What do you get when you throw too much financial information at the irrational human brain? A surprising insight into global economics, says Mark Buchanan

YOU are, on the whole, quite irrational. Often you act on instinct, rather than cold, logical reasoning. Putting it simply, you’re human. And your humanity is proving to be a problem.

To economists, that is. Orthodox economics has long operated under the notion that people make economic decisions in a perfectly rational and calculated way. One of the results of this is that, in orthodox economic theory, markets are inherently unpredictable. That’s because stocks, for example, should always take values based on the company’s realistic prospects for making profits and paying share dividends in the future. Stock prices should only go up or down when those prospects genuinely change – through technological breakthroughs, the emergence of competitors and so on. And because these can’t be predicted, market prediction should be impossible.

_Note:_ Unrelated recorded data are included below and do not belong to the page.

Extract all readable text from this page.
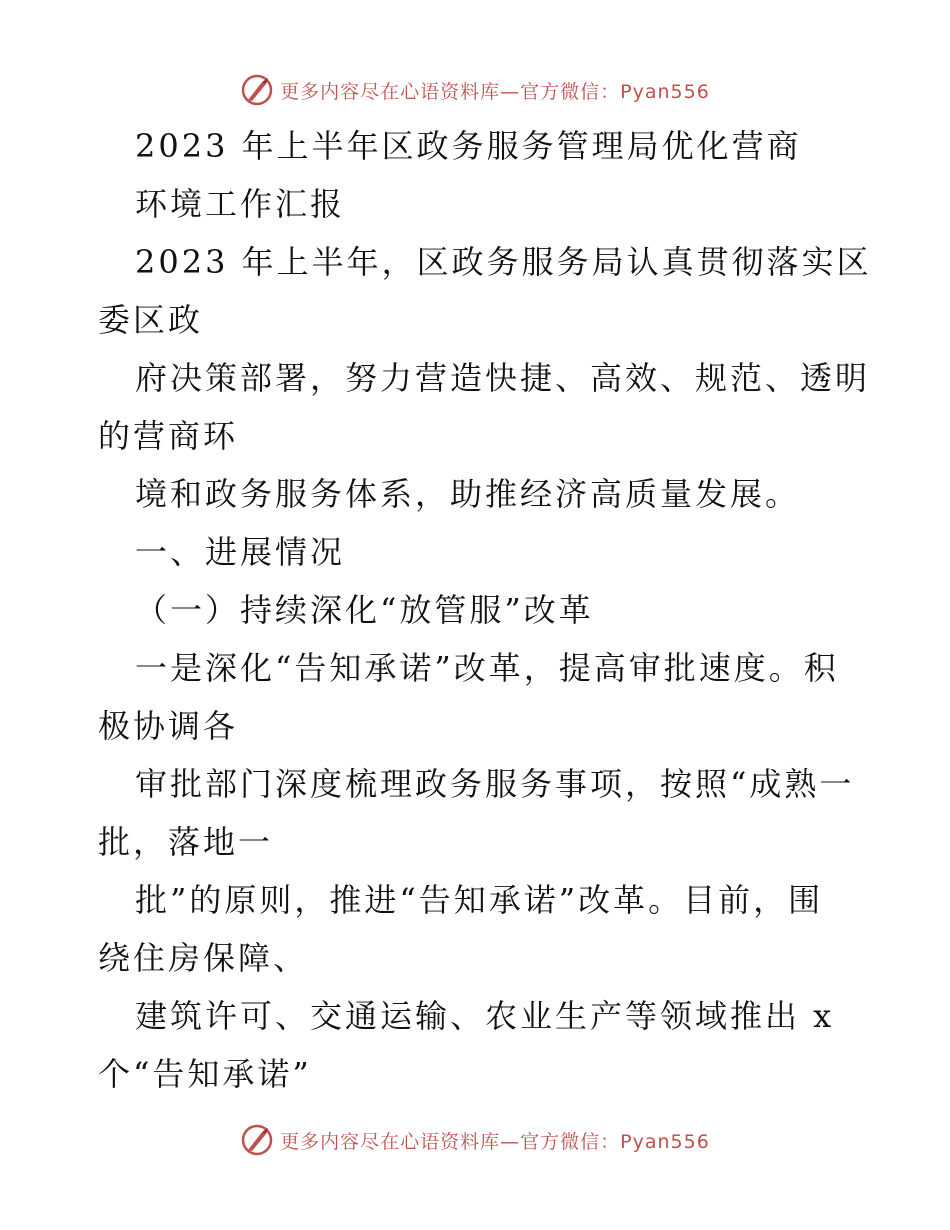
更多内容尽在心语资料库—官方微信：Pyan556
2023 年上半年区政务服务管理局优化营商
环境工作汇报
2023 年上半年，区政务服务局认真贯彻落实区
委区政
府决策部署，努力营造快捷、高效、规范、透明
的营商环
境和政务服务体系，助推经济高质量发展。
一、进展情况
（一）持续深化“放管服”改革
一是深化“告知承诺”改革，提高审批速度。积
极协调各
审批部门深度梳理政务服务事项，按照“成熟一
批，落地一
批”的原则，推进“告知承诺”改革。目前，围
绕住房保障、
建筑许可、交通运输、农业生产等领域推出 x
个“告知承诺”
更多内容尽在心语资料库—官方微信：Pyan556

A tidy picture – except that detailed studies have demonstrated systematic shortcomings in this theory. “Everyone now agrees that stock prices are at least partly predictable,” says economist Richard Thaler of the University of Chicago. “Real financial markets do not resemble the ones we would imagine if we only read finance textbooks.”

Now a new breed of financial theorists is claiming this is because of the vagaries of human decision-making. While rationality might allow theorists to produce elegant equations with all the apparent rigour of mathematical physics, it is fundamentally inaccurate. Economics becomes a lot clearer, they say, when considered in a new light: as an exploration of human behaviour in all its realistic complexity, rational or otherwise. Working within this vastly richer domain, they have already explained market characteristics that have puzzled traditional theorists for decades, and are beginning to map out a radical and long-overdue revision of economic theory.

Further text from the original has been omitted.